Hotel Blue renovation in limbo as parent company is sold

Hotel Blue renovation in limbo as parent company is sold

From Downtown Albuquerque News

After 18 months of construction delays, the future of Hotel Blue remains as opaque as ever even as new corporate parents assume ownership of the building.

Los Angeles-based Arrive Hotels and Restaurants purchased the six-story hotel on Eighth and Central in 2018, and the following year unveiled its restoration plan, a $24 million project backed by $1.1 million in tax breaks approved by the city.

Plans called for a complete renovation of all 135 rooms and a restoration of the exterior facade that would return the building to its original 1965 look. The company also promised other amenities, including a coffee shop on the ground floor, meeting and event rooms, and regular food trucks in the adjacent parking lot. (Though they pulled back on the idea of a full restaurant.) Ground was to be broken by 2020, and Arrive was hopeful the new hotel would open sometime in 2021.

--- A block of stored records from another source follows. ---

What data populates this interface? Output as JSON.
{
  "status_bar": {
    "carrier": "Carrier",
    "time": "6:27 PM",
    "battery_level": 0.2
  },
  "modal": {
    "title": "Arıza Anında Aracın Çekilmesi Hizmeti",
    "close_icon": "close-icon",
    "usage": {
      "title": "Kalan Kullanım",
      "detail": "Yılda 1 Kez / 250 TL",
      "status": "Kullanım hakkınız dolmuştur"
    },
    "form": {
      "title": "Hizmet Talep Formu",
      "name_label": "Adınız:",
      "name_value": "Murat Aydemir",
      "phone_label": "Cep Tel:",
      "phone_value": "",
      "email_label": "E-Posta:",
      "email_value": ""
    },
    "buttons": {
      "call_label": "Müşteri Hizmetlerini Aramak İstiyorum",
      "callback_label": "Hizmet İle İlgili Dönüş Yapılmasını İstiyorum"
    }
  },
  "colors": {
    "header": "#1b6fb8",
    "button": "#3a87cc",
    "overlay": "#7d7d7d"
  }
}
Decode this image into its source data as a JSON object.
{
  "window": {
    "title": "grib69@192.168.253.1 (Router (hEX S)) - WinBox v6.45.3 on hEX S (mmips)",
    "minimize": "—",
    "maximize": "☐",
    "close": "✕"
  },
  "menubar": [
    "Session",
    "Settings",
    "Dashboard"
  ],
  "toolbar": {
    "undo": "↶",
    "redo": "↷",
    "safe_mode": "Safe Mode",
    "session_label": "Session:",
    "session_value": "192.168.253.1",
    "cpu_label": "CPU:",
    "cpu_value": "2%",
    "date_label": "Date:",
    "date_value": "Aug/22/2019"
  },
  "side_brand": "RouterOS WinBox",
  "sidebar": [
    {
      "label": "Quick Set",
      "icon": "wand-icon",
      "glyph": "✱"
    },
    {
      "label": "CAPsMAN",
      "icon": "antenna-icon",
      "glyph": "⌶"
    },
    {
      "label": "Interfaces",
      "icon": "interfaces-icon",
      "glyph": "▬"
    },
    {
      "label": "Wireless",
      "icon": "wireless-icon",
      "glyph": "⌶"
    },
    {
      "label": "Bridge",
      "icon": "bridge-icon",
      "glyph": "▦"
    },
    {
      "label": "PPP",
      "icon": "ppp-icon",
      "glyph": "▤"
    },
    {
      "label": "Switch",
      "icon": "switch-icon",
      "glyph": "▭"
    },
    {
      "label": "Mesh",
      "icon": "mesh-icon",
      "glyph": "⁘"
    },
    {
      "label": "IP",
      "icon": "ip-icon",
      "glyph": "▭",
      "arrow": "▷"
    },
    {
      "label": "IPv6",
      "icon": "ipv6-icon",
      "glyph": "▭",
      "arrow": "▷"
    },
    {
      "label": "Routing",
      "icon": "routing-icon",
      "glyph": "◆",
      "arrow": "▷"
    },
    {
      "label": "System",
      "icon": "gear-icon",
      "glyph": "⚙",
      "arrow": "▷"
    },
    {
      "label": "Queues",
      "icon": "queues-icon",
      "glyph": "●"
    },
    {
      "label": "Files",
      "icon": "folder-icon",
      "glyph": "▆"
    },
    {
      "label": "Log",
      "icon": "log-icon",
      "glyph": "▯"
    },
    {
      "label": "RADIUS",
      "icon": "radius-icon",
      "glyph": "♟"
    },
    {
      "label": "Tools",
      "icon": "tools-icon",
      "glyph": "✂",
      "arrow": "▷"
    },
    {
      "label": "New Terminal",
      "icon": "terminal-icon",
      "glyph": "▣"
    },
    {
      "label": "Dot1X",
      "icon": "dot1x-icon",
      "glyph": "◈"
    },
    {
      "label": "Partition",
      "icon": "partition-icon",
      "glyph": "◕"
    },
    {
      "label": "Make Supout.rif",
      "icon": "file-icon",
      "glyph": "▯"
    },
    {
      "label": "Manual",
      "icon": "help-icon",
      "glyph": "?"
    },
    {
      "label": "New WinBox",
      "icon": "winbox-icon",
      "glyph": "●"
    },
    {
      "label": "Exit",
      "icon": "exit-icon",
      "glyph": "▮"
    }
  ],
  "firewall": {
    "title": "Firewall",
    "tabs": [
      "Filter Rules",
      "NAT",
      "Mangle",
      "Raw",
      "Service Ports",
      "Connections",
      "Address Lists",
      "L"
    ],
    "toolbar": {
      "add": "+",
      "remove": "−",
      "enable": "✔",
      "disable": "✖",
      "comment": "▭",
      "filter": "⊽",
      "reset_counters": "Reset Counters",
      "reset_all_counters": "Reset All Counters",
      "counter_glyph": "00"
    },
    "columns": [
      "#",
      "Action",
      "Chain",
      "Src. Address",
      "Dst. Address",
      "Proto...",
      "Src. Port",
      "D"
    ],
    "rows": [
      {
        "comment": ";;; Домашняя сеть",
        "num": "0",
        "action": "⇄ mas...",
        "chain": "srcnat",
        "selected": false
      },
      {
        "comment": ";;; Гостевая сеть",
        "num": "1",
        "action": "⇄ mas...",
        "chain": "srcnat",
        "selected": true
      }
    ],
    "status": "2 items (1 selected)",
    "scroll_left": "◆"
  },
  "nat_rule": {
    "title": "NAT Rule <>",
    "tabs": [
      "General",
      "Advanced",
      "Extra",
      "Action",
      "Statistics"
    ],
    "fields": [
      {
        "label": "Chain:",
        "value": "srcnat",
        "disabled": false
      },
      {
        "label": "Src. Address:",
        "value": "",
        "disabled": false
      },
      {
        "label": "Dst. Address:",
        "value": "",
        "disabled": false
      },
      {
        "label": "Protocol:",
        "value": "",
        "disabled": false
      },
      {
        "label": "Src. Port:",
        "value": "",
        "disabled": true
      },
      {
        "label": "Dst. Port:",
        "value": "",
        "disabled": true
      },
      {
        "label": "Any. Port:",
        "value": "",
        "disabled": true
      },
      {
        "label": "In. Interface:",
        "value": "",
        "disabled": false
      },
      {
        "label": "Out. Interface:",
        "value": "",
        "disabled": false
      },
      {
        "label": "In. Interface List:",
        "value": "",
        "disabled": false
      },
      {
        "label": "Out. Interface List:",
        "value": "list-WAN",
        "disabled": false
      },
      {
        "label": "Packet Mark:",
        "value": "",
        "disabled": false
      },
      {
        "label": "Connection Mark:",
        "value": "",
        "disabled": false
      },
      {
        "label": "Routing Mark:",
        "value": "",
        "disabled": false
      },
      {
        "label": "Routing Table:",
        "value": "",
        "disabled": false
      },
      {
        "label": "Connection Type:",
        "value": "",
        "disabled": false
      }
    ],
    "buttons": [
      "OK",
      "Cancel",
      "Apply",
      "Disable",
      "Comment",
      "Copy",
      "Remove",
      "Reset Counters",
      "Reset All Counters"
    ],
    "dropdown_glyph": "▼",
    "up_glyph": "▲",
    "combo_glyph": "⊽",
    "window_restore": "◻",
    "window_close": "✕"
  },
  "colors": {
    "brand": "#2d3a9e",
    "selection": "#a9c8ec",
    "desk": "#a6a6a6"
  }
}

Last year, Arrive blamed some delays on a drawn-out permitting process and then on the pandemic, which disrupted its financing package.

Then, last November, a Los Angeles-based company called Palisociety acquired Arrive and Hotel Blue, according to a press release that did not disclose the terms of the purchase. Palisociety announced the purchase in January.

So far, the new owner isn’t saying much about the renovation’s progress: “They are still very much in pre-development mode on the hotel so don’t have a ton of confirmed detail to share quite yet,” a representative for Palisociey’s PR firm, Raluca State Public Relations, told DAN. “Construction is hopefully slated to start again in the coming months. All pending some COVID-related delays and outside factors.”

City spokeswoman Sarah Wheeler, who works with the same Economic Development Department that helped organize the $1.1 million tax break, said the department believes Palisociety still plans to proceed.

“The city wants to support this project and all projects that benefit the residents of Albuquerque, and we understand that the pandemic has required many businesses to alter their plans,” Wheeler said. “We evaluate each project individually and work with the company to reach the best path forward for everyone.”